Lubinskas went on to cite numerous passages detailing
National Review’s erstwhile support for white supremacy: an article arguing the hopelessness of integration given IQ differences between whites and blacks and the threat of “attempted molestation of white girls by Negro boys or girls.” An article condemning the forced integration of Little Rock, Arkansas’ Central High School. An article by conservative philosopher Russell Kirk defending apartheid in South Africa on the grounds that granting the black majority the right to vote “would bring anarchy and the collapse of civilization.”
These essays and others, spanning decades, mirrored the views of
National Reviewfounder William F. Buckley, who famously
defended the right of whites to deny black Americans the vote and maintain white supremacy in a 1957
Review editorial titled
“Why the South Must Prevail.” “The White community is so entitled,” he wrote, “because, for the time being, it is the advanced race.”
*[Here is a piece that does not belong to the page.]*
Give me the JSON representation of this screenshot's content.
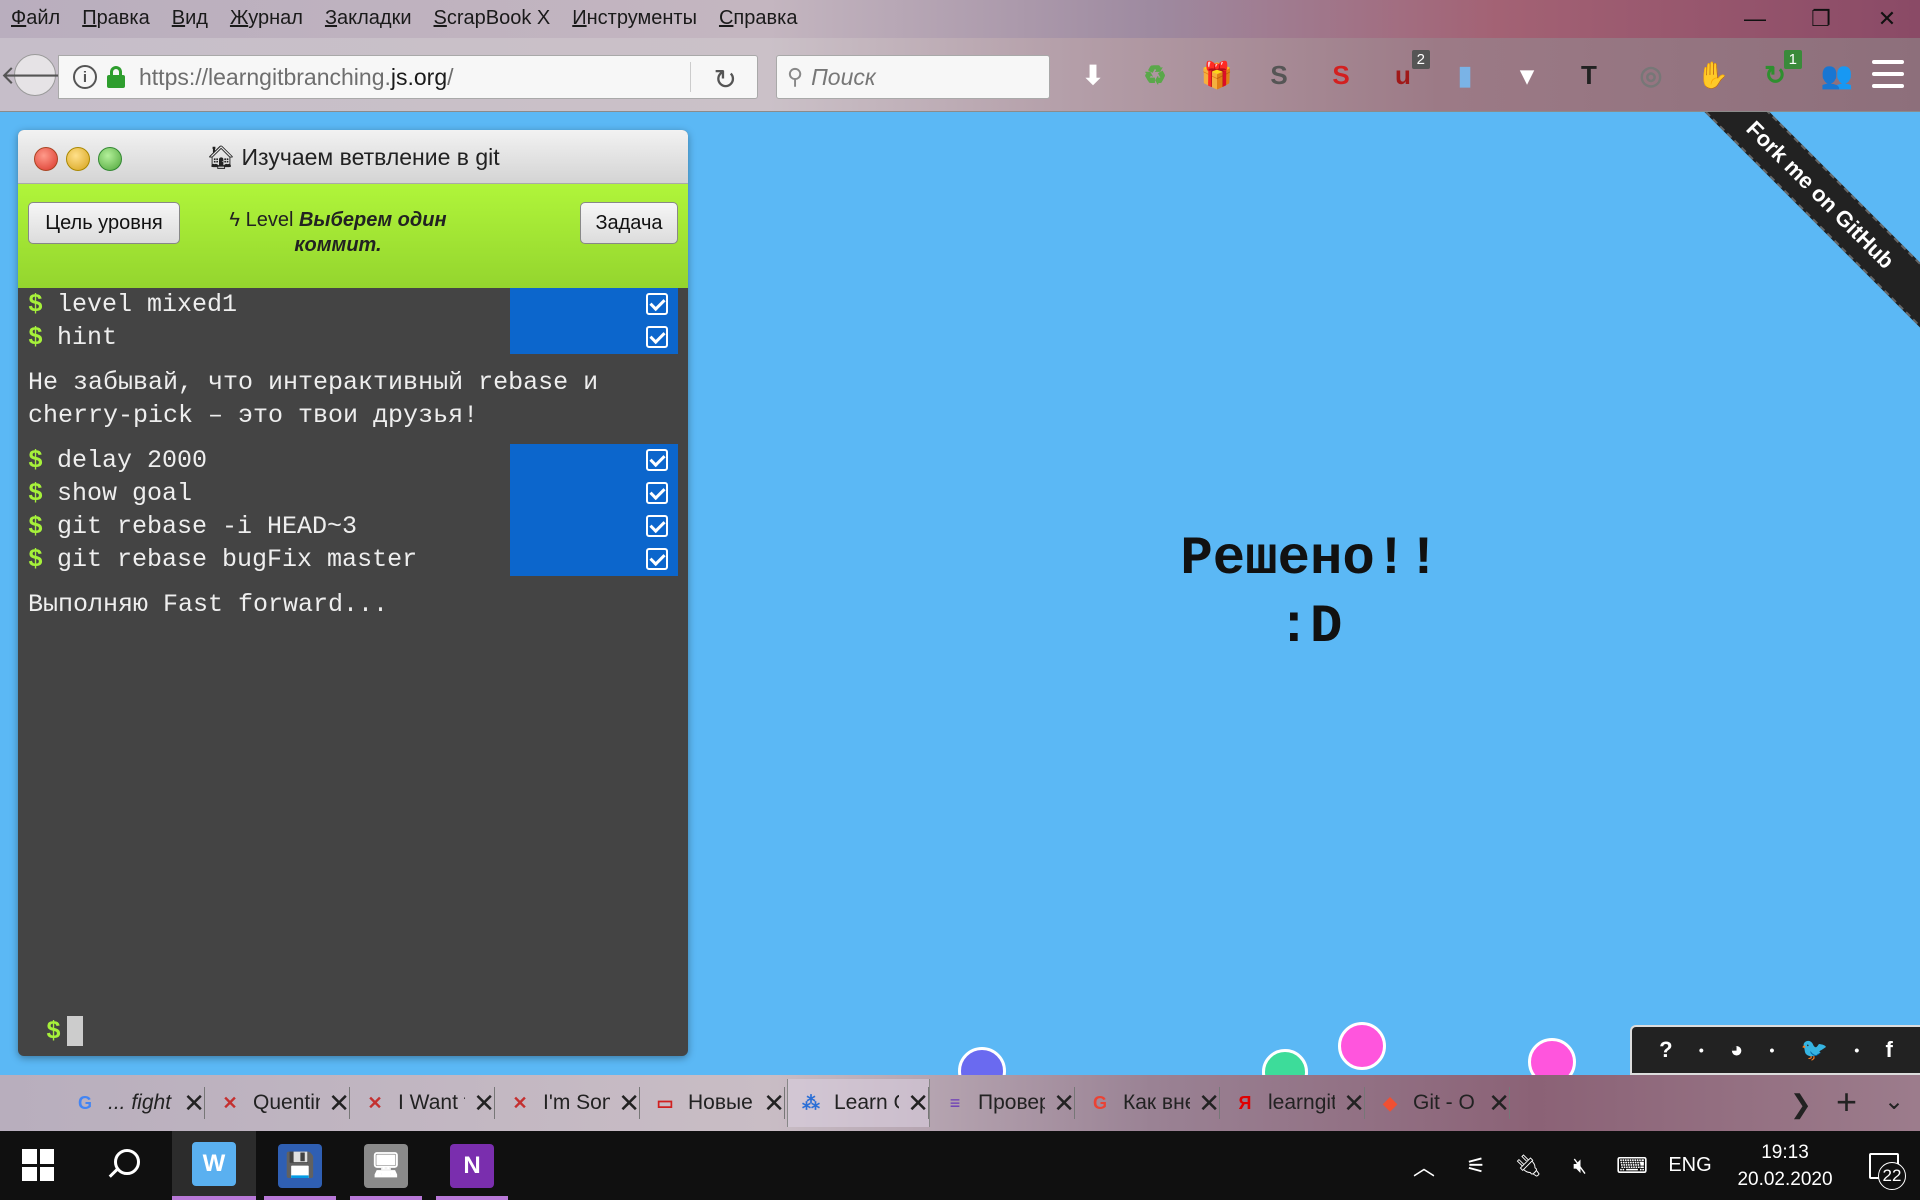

Buckley’s views on immigration, echoed through his magazine, also prefigured the alt-right. Though Buckley took pains to distance himself from the open white nationalism motivating some immigration restrictionists, he did back curbing immigration specifically to fight multiculturalism. Buckley also expressed skepticism of the “
relative acculturability” of nonwhites. “The Ellis Island cultists resist plain-spoken reasoning,”
Buckley wrote in 1997. “If pockets of immigrants are resisting the assimilation that over generations has been the solvent of American citizenship, then energies should go to accosting multiculturalism, rather than encouraging its increase.”